Regard étonné du couple.
─ Mais vous ne totalisez que six jours d’existence, a observé Hélène. Ce n’est quand même pas à la maternité que…
─ Détrompez-vous, ma chère Hélène, cette maison n’est qu’un vaste lupanar. Tenez, pas plus tard que ce matin, l’un des médecins est venu copuler dans cette pouponnière avec une infirmière, la petite rousse aux yeux verts. Il l’a prise sur la table à langer. Ce spectacle a naturellement laissé Nathalie de marbre. Moi pas. Et croyez-moi, il est très frustrant de s’échauffer dans son berceau en sachant qu’il faudra attendre des années pour pratiquer sa première branlette… Mais revenons à nos moutons : Êtes-vous disposés à me prendre en charge si je divorce de mes parents ?

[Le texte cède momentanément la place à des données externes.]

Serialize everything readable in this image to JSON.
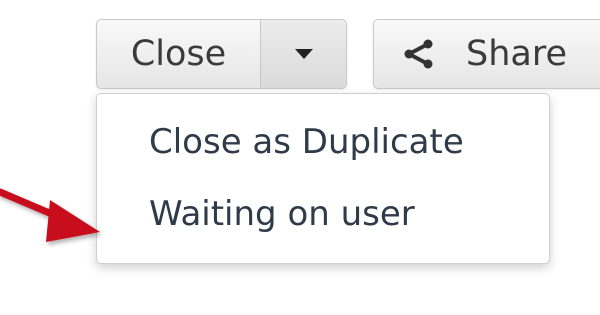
{
  "toolbar": {
    "close_label": "Close",
    "dropdown_toggle_icon": "caret-down-icon",
    "share_label": "Share",
    "share_icon": "share-icon"
  },
  "dropdown": {
    "items": [
      {
        "label": "Close as Duplicate"
      },
      {
        "label": "Waiting on user"
      }
    ]
  },
  "annotation": {
    "icon": "red-arrow-icon",
    "color": "#c8101a"
  },
  "colors": {
    "button_text": "#3b3b3b",
    "menu_text": "#2f3b48",
    "border": "#c9c9c9"
  }
}
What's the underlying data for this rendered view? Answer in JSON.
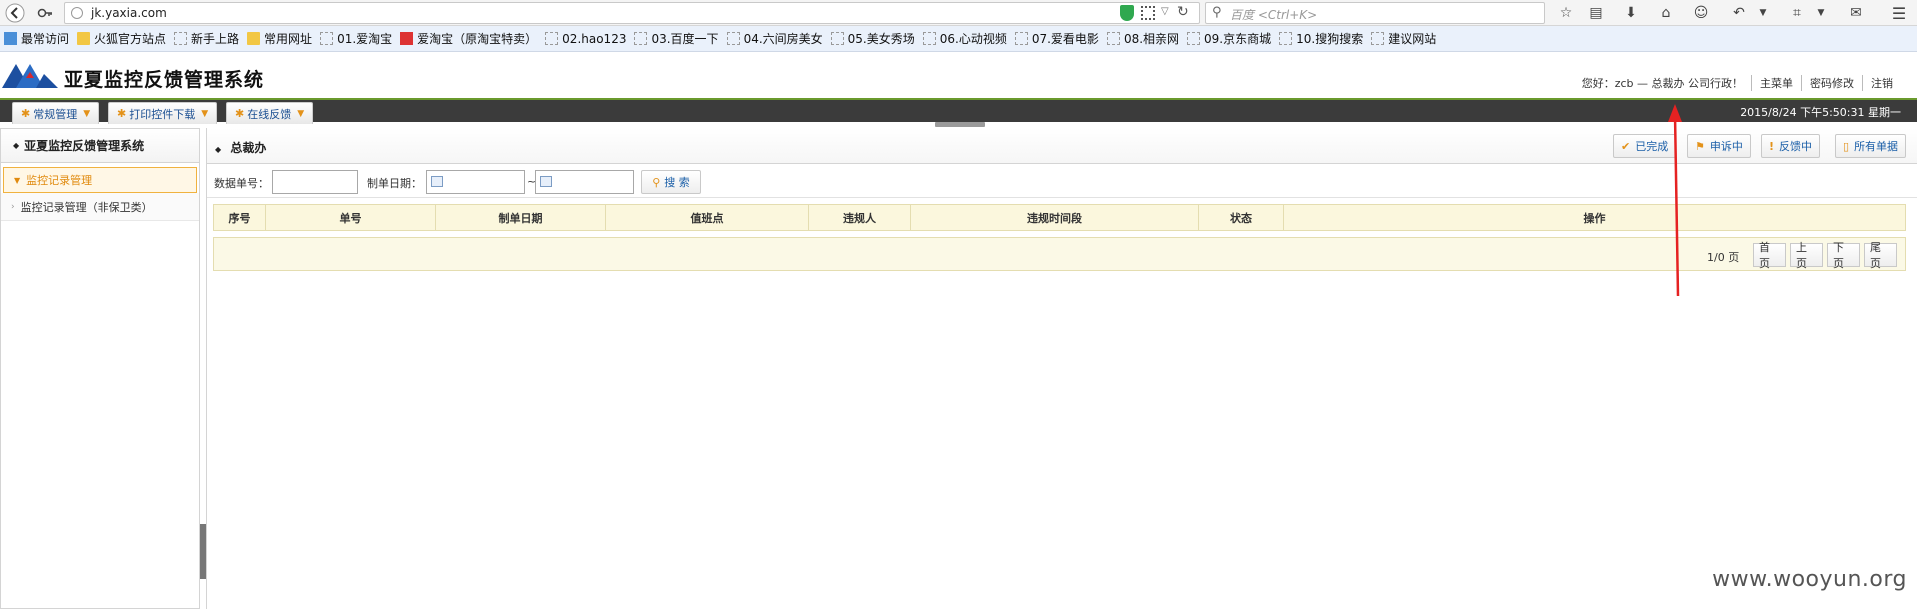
{
  "browser": {
    "url": "jk.yaxia.com",
    "search_placeholder": "百度 <Ctrl+K>"
  },
  "bookmarks": [
    {
      "label": "最常访问",
      "icon": "blue"
    },
    {
      "label": "火狐官方站点",
      "icon": "folder"
    },
    {
      "label": "新手上路",
      "icon": "page"
    },
    {
      "label": "常用网址",
      "icon": "folder"
    },
    {
      "label": "01.爱淘宝",
      "icon": "page"
    },
    {
      "label": "爱淘宝（原淘宝特卖）",
      "icon": "red"
    },
    {
      "label": "02.hao123",
      "icon": "page"
    },
    {
      "label": "03.百度一下",
      "icon": "page"
    },
    {
      "label": "04.六间房美女",
      "icon": "page"
    },
    {
      "label": "05.美女秀场",
      "icon": "page"
    },
    {
      "label": "06.心动视频",
      "icon": "page"
    },
    {
      "label": "07.爱看电影",
      "icon": "page"
    },
    {
      "label": "08.相亲网",
      "icon": "page"
    },
    {
      "label": "09.京东商城",
      "icon": "page"
    },
    {
      "label": "10.搜狗搜索",
      "icon": "page"
    },
    {
      "label": "建议网站",
      "icon": "page"
    }
  ],
  "header": {
    "system_title": "亚夏监控反馈管理系统",
    "greeting": "您好：zcb — 总裁办 公司行政！",
    "main_menu": "主菜单",
    "change_password": "密码修改",
    "logout": "注销"
  },
  "nav": {
    "tabs": [
      {
        "label": "常规管理"
      },
      {
        "label": "打印控件下载"
      },
      {
        "label": "在线反馈"
      }
    ],
    "datetime": "2015/8/24 下午5:50:31 星期一"
  },
  "sidebar": {
    "title": "亚夏监控反馈管理系统",
    "section": "监控记录管理",
    "item": "监控记录管理（非保卫类）"
  },
  "main": {
    "title": "总裁办",
    "actions": {
      "done": "已完成",
      "appeal": "申诉中",
      "feedback": "反馈中",
      "all": "所有单据"
    },
    "filter": {
      "doc_no_label": "数据单号：",
      "date_label": "制单日期：",
      "tilde": "~",
      "search": "搜 索"
    },
    "columns": [
      "序号",
      "单号",
      "制单日期",
      "值班点",
      "违规人",
      "违规时间段",
      "状态",
      "操作"
    ],
    "pager": {
      "info": "1/0 页",
      "first": "首页",
      "prev": "上页",
      "next": "下页",
      "last": "尾页"
    }
  },
  "watermark": "www.wooyun.org",
  "colors": {
    "accent_orange": "#e3921a",
    "nav_dark": "#3b3b3b",
    "link_blue": "#1b5fa8",
    "table_header": "#fbf7dd",
    "annotation_red": "#e52222"
  }
}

─ Croyez-bien, mon cher Solal, que ce serait avec plaisir, a répondu Olivier, mais je crains fort que cela ne soit impossible en l’absence d’une loi permettant ce divorce. Et c’est là que le bât blesse car l’homme qui fait les lois dans ce pays, c’est votre grand-père, et j’ai peur qu’il ne soit pas disposé à vous émanciper de la tutelle familiale biologique. De plus, l’écrasante majorité des textes qu’il fait voter à la hussarde par ses parlementaires godillots sont inopérants faute de loi organique ou de décret d’application.
─ Olivier a raison, surenchérit Hélène. Vous allez devoir attendre votre majorité. Cela dit, malgré tout le fric que nous pourrions obtenir de Gala ou Voici, soyez assuré de notre totale discrétion : nous serons muets comme des tombes sur vos capacités et vos intentions, foi de Bordenave !... Heu, vous ne dites rien ?
J’étais atterré, incapable d’émettre le moindre son.